Durant was fined $50,000 by the league for the P.R. grief it caused them, and Durant apologized. Embarrassing as all this was, none of it, of course, has anything to do with the astonishing blend of power and finesse that the seven-footer brings to the floor. Physically and aesthetically, he is the definition of a singular player, and clearly plays with a sense of style earned over decades of loving and studying the game. Basketball does not offer quite the number of opportunities to fuse performance with psychology as literature does; Durant’s game is not, in other words, as susceptible to being burdened by his grievances as Roth’s prose might have been.

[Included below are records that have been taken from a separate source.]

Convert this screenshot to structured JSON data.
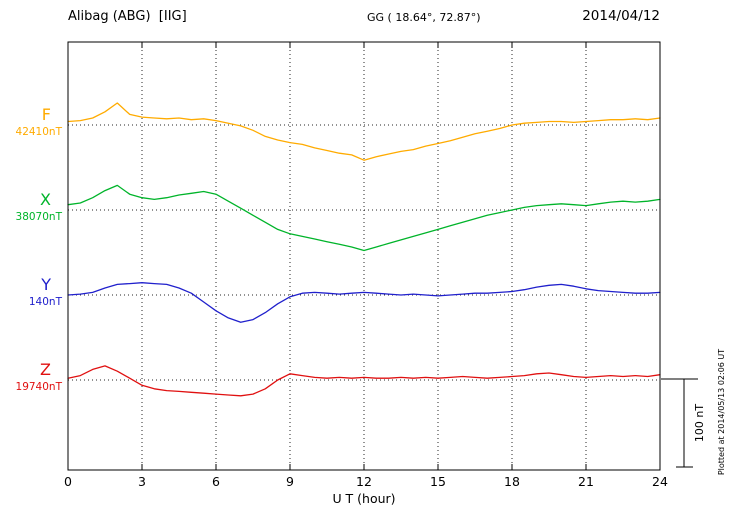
{
  "header": {
    "station": "Alibag (ABG)  [IIG]",
    "coords": "GG ( 18.64°, 72.87°)",
    "date": "2014/04/12"
  },
  "axis": {
    "xlabel": "U T (hour)",
    "ticks": [
      0,
      3,
      6,
      9,
      12,
      15,
      18,
      21,
      24
    ]
  },
  "footer_note": "Plotted at 2014/05/13 02:06 UT",
  "colors": {
    "frame": "#000000",
    "grid": "#000000"
  },
  "chart_data": {
    "type": "line",
    "title": "Alibag (ABG) [IIG] magnetogram 2014/04/12",
    "xlabel": "U T (hour)",
    "x_start": 0,
    "x_end": 24,
    "x_step": 0.5,
    "x_ticks": [
      0,
      3,
      6,
      9,
      12,
      15,
      18,
      21,
      24
    ],
    "grid": "dotted vertical at 3h intervals, dotted horizontal baselines",
    "scale": {
      "label": "100 nT",
      "nT": 100
    },
    "series": [
      {
        "name": "F",
        "baseline_label": "42410nT",
        "baseline_nT": 42410,
        "color": "#FFAB00",
        "offsets_nT": [
          4,
          5,
          8,
          15,
          25,
          12,
          9,
          8,
          7,
          8,
          6,
          7,
          5,
          2,
          -1,
          -6,
          -13,
          -17,
          -20,
          -22,
          -26,
          -29,
          -32,
          -34,
          -40,
          -36,
          -33,
          -30,
          -28,
          -24,
          -21,
          -18,
          -14,
          -10,
          -7,
          -4,
          0,
          2,
          3,
          4,
          4,
          3,
          4,
          5,
          6,
          6,
          7,
          6,
          8
        ]
      },
      {
        "name": "X",
        "baseline_label": "38070nT",
        "baseline_nT": 38070,
        "color": "#00B42A",
        "offsets_nT": [
          6,
          8,
          14,
          22,
          28,
          18,
          14,
          12,
          14,
          17,
          19,
          21,
          18,
          10,
          2,
          -6,
          -14,
          -22,
          -27,
          -30,
          -33,
          -36,
          -39,
          -42,
          -46,
          -42,
          -38,
          -34,
          -30,
          -26,
          -22,
          -18,
          -14,
          -10,
          -6,
          -3,
          0,
          3,
          5,
          6,
          7,
          6,
          5,
          7,
          9,
          10,
          9,
          10,
          12
        ]
      },
      {
        "name": "Y",
        "baseline_label": "140nT",
        "baseline_nT": 140,
        "color": "#2020CC",
        "offsets_nT": [
          0,
          1,
          3,
          8,
          12,
          13,
          14,
          13,
          12,
          8,
          2,
          -8,
          -18,
          -26,
          -31,
          -28,
          -20,
          -10,
          -2,
          2,
          3,
          2,
          1,
          2,
          3,
          2,
          1,
          0,
          1,
          0,
          -1,
          0,
          1,
          2,
          2,
          3,
          4,
          6,
          9,
          11,
          12,
          10,
          7,
          5,
          4,
          3,
          2,
          2,
          3
        ]
      },
      {
        "name": "Z",
        "baseline_label": "19740nT",
        "baseline_nT": 19740,
        "color": "#E01010",
        "offsets_nT": [
          2,
          5,
          12,
          16,
          10,
          2,
          -6,
          -10,
          -12,
          -13,
          -14,
          -15,
          -16,
          -17,
          -18,
          -16,
          -10,
          0,
          7,
          5,
          3,
          2,
          3,
          2,
          3,
          2,
          2,
          3,
          2,
          3,
          2,
          3,
          4,
          3,
          2,
          3,
          4,
          5,
          7,
          8,
          6,
          4,
          3,
          4,
          5,
          4,
          5,
          4,
          6
        ]
      }
    ]
  }
}
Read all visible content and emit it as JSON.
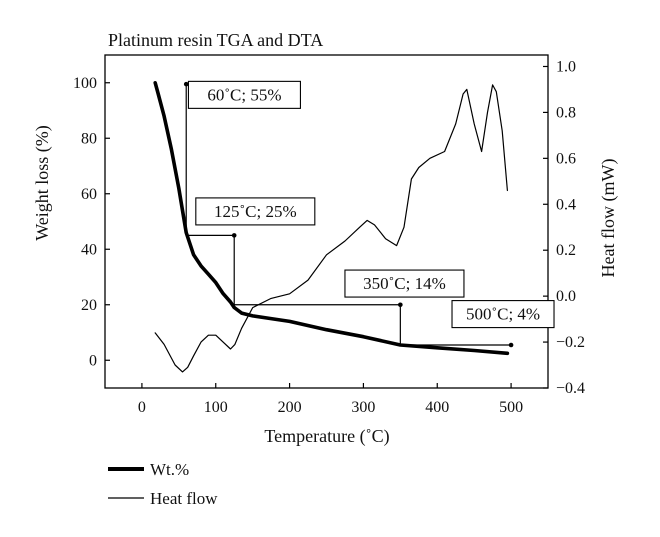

Differences in medium aside, that the two men are so hotly discussed today—albeit in very different places, and mostly by very different people—is a testament to how fixated our culture is on men who are equal parts broken and brilliant. That neither have ever learned how to let anything go, how to let anything large medium or small melt into water that runs harmlessly down their backs, can be frightening to perceive. Imagine getting all the way to the top of the highest mountain you could find, and being too perturbed by some of the dust you saw near its bottom to enjoy the view.
Durant is 32, and has plenty of time to change this difficulty with joy and satisfaction about himself—and not die, as Roth did, feeling like his imagined enemies are living too well, and being so bothered by this that he made sure his ghost went on to talk smack from beyond his grave. There seems to be quite a ways to go, though: a big stage, hateful excoriation of the man probably most remembered for appearing in a single sketch on “Chappelle’s Show” suggests as much, anyway. Rapaport’s instigating criticism was tepid, and lame—hardly fighting words, as Durant seems to have taken them, and more accurately just the kind of replacement-level, nothing-burger brainjunk that Twitter is too full of to really quantify.
Roth was well into his 70’s when social media took over the cultural world, and it’s fair to wonder whether he could have handled the bandwidth it gives to skeptics of all sizes, had it overlapped with the zenith of his career and life as it has Durant’s. The sea of visible, recorded negativity is simply so much larger than it used to be, and it has done a gnarly number on celebrity ego at large. There are many dark ways to be overly logged on, but that of the famous person who is addicted to seeing and responding to bad comments about them is one of the tougher ones to swallow. Durant appears very unhappy when he does this; like he is much closer drowning in that sea than logging off. I, for one, sincerely hope that Durant learns to let go enough that in the years after his playing career, he avoids a Roth-like fame arc, and we are able speak more of his excellence on the court than his bitterness off of it.